Brasília – O cartão de crédito pode ser um aliado no consumo, desde que utilizado de maneira consciente. Na atual crise econômica, o uso da ferramenta deve ser ainda mais comedido para evitar o endividamento — principalmente em relação ao uso da função saque, avaliam especialistas. Nessa modalidade, é cobrada uma tarifa por saque, além de taxas de juros. Alguns bancos equiparam esses encargos aos do crédito rotativo, mas há casos em que os valores são ainda maiores, chegando a superar os 1.000% ao ano.
É o caso de alguns cartões do Santander. O Custo Efetivo Total (CET) no rotativo era de 628,02% ao ano até dezembro do ano passado em três cartões de crédito oferecidos pela instituição. Já na função saque, os encargos eram de 1.021,94%, os maiores do mercado, segundo estudo realizado pela Proteste Associação de Consumidores. Os juros cobrados por outros bancos, no entanto, também são exorbitantes.
As taxas cobradas pela Caixa variavam de 280,78% a 784,87% ao ano. Nos saques na função crédito os encargos cobrados pelo Banco do Brasil eram os mesmos do rotativo, que vão de 154,63% a 627,28%. No Banco de Brasília (BRB), a incidência era de 62,89% a 464,20%. Os juros do Bradesco chegavam a 712,30%.

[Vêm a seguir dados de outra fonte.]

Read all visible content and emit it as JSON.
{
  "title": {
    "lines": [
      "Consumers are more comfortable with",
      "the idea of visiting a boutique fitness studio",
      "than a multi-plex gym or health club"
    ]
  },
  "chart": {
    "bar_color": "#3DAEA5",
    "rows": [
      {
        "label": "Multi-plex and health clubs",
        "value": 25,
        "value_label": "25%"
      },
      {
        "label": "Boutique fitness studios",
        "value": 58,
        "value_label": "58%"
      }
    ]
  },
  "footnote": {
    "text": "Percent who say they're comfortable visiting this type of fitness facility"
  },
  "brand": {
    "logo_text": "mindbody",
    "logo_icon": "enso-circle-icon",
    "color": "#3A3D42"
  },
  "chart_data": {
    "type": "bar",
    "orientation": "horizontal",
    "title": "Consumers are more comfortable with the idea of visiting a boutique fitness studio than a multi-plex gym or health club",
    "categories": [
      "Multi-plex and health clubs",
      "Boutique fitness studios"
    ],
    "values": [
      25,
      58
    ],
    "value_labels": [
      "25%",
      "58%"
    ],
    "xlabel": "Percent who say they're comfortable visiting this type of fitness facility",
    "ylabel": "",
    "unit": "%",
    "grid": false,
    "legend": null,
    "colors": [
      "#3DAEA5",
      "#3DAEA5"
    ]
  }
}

Embora a Proteste ainda não tenha atualizado a pesquisa, a técnica da entidade Renata Pedro não descarta que esses encargos tenham aumentado, uma vez que são alinhados com os juros do rotativo. “As tarifas variam de acordo com o relacionamento entre cliente e instituição financeira. É possível que, para determinado consumidor, o valor seja menor. Mas pode ser que, na média, tenha subido”, pondera.
O diretor-executivo de Estudos e Pesquisas Econômicas da Associação Nacional dos Executivos de Finanças (Anefac), Miguel Ribeiro de Oliveira, sustenta que a alta nas operações de saque já é uma realidade, uma vez que os juros do rotativo atingem há meses consecutivos os maiores patamares históricos. E têm espaço para aumentar ainda mais. “Juros altos são estímulo para a inadimplência. Em um ambiente maior de risco, os bancos elevam os encargos. A tendência é de um cenário de taxas recordes”, ressalta.
Com o país se encaminhando para uma das maiores recessões da história – que pode, para alguns analistas, superar o encolhimento do Produto Interno Bruto (PIB) de 4,3% registrado em 1990 –, o desemprego continuará subindo a níveis nunca antes observados, gerando queda nos rendimentos das famílias e piorando as condições para o pagamento de dívidas.
Não usar
Entre os especialistas, a melhor das recomendações em relação ao saque no cartão de crédito é uma só: evitar a modalidade. Para Ione Amorim, economista e pesquisadora do Instituto Brasileiro de Defesa do Consumidor (Idec), realizar a operação só é compreensível em situação de extremo desespero financeiro ou total desconhecimento sobre os encargos cobrados na função. “A segunda hipótese é bem mais provável de ocorrer no Brasil. A bancarização nos últimos anos aconteceu fortemente com a expansão do uso dos cartões de crédito favorecidos pelos programas sociais”, ressalta.
Para Oliveira, da Anefac, não há dúvidas de que consumidores estão sacando com a ferramenta de plástico em função do desaquecimento econômico. “Há, sim, um pouco de desconhecimento. Mas é inegável que, na atual conjuntura, as pessoas estão fazendo o possível para pagar as contas”, destaca. Sobretudo pelo impacto provocado na retirada de valores, Ione acredita que os consumidores de baixa renda sejam as principais vítimas das operações. Ela calcula que um saque de R$ 100 no cartão de crédito gera um saldo adicional médio de 26% com encargos e tarifas. Assim, seria cobrado na fatura pelo valor retirado uma quantia de R$ 126,15.
A operação é menos indicada até mesmo em relação a outras modalidades de crédito. Já as taxas cobradas no saque acontecem no ato. A cada retirada, incidem encargos de financiamento calculados e cobrados do dia da retirada do valor até a data do vencimento da fatura – período que pode chegar a 40 dias –, mais Imposto sobre Operações de Crédito (IOF) e cobrança de tarifa por saque feito. No rotativo, os juros só incidem quando o consumidor paga o mínimo, parcela, ou simplesmente não paga a fatura. No cheque especial, os encargos incidem somente pelo número de dias em que a conta-corrente fica descoberta. Com uma taxa média de juros de 126,1% ao ano, o crédito pessoal é uma opção melhor para quem deseja saldar uma dívida, independentemente do valor.